The most rightwing population is also much younger and more religious than its opposition, meaning that it is growing as a percentage of the overall population and quickly. According to the Pew Foundation – a gold standard of public polling – 79% of Israeli Jews say that Jews deserve preferential treatment in Israel, including 97% of Haredim, 96% of Religious Nationalists, and even 69% of secular Jews. Nearly half of Israeli Jews (48%) say that Arabs should be expelled from Israel, including 71% of religious nationalists.
In short, it seems that the problem is not simply a single election result, which perhaps with better politics could have been delayed. The problem runs deeper, and therefore the solutions are different. It requires rethinking orthodox (pun intended) ideas about Zionism and Jewish power. I read many responses by self-described “centrists” or even “leftists” with nationalist tropes about this being “our land” as a sincere lament about the election results. While I appreciate the heartfelt laments, I think they miss the point that such language helped create the problem in the first place. This is apparently nationalism’s almost inevitable denouement, particularly in a situation of colonial expansion, as is happening in the West Bank.
The answer, our hope for Israel, comes from understanding this reality and reimagining the nation itself, or at least the community that the state is supposed to serve. It comes from Israel building a new liturgy of “I have no other land” that includes Jews and Palestinians together. The lesson of this election is not about more careful campaigning in the future, or the comfort that almost half the votes didn’t want Netanyahu in charge. Rather, it is about understanding the nature of the problem and building a vision of Israel – and political parties that advocate it – that opposes rather than accepts (or even demands) indefinite Jewish hegemony and occupation. Only a widespread revolt against this so-called “status quo,” encouraged by outside states (especially the United States) and Diaspora Jews, will change this reality.

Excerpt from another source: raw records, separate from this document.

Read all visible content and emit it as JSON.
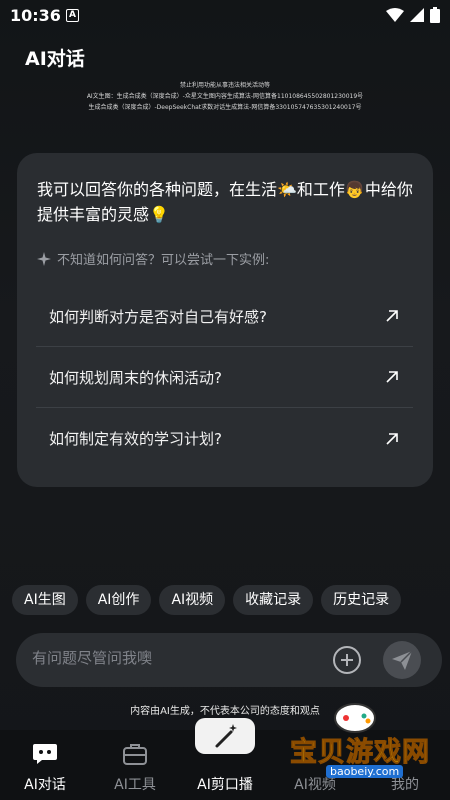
{
  "status_bar": {
    "time": "10:36",
    "notification_glyph": "A"
  },
  "header": {
    "title": "AI对话"
  },
  "notice_lines": [
    "禁止利用功能从事违法相关活动等",
    "AI文生图：生成合成类（深度合成）-众星文生图内容生成算法-网信算备110108645502801230019号",
    "生成合成类（深度合成）-DeepSeekChat求数对话生成算法-网信算备330105747635301240017号"
  ],
  "card": {
    "greeting": "我可以回答你的各种问题，在生活🌤️和工作👦中给你提供丰富的灵感💡",
    "hint": "不知道如何问答？可以尝试一下实例:",
    "questions": [
      "如何判断对方是否对自己有好感?",
      "如何规划周末的休闲活动?",
      "如何制定有效的学习计划?"
    ]
  },
  "chips": [
    "AI生图",
    "AI创作",
    "AI视频",
    "收藏记录",
    "历史记录"
  ],
  "input": {
    "placeholder": "有问题尽管问我噢"
  },
  "disclaimer": "内容由AI生成，不代表本公司的态度和观点",
  "tabs": [
    {
      "label": "AI对话",
      "icon": "chat-bubble-icon",
      "active": true
    },
    {
      "label": "AI工具",
      "icon": "toolbox-icon",
      "active": false
    },
    {
      "label": "AI剪口播",
      "icon": "magic-wand-icon",
      "active": false
    },
    {
      "label": "AI视频",
      "icon": "video-icon",
      "active": false
    },
    {
      "label": "我的",
      "icon": "profile-icon",
      "active": false
    }
  ],
  "watermark": {
    "brand": "宝贝游戏网",
    "url": "baobeiy.com"
  },
  "colors": {
    "background": "#141619",
    "card": "#2a2d31",
    "chip": "#2b2e32",
    "watermark_yellow": "#f5c700"
  }
}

People are already getting to work. Meetings and organizations are building such visions at the grass roots level. Let’s support them in every way possible, including through open-eyed descriptions of what “status quo” truly means and what an equal future could mean instead.
Joshua Shanes is Professor of Jewish Studies, and Director of the Arnold Center for Israel Studies, at the College of Charleston. He has published widely on modern Jewish politics and religion in both academic and popular outlets and is currently completing a history of Orthodoxy from its German origins through today.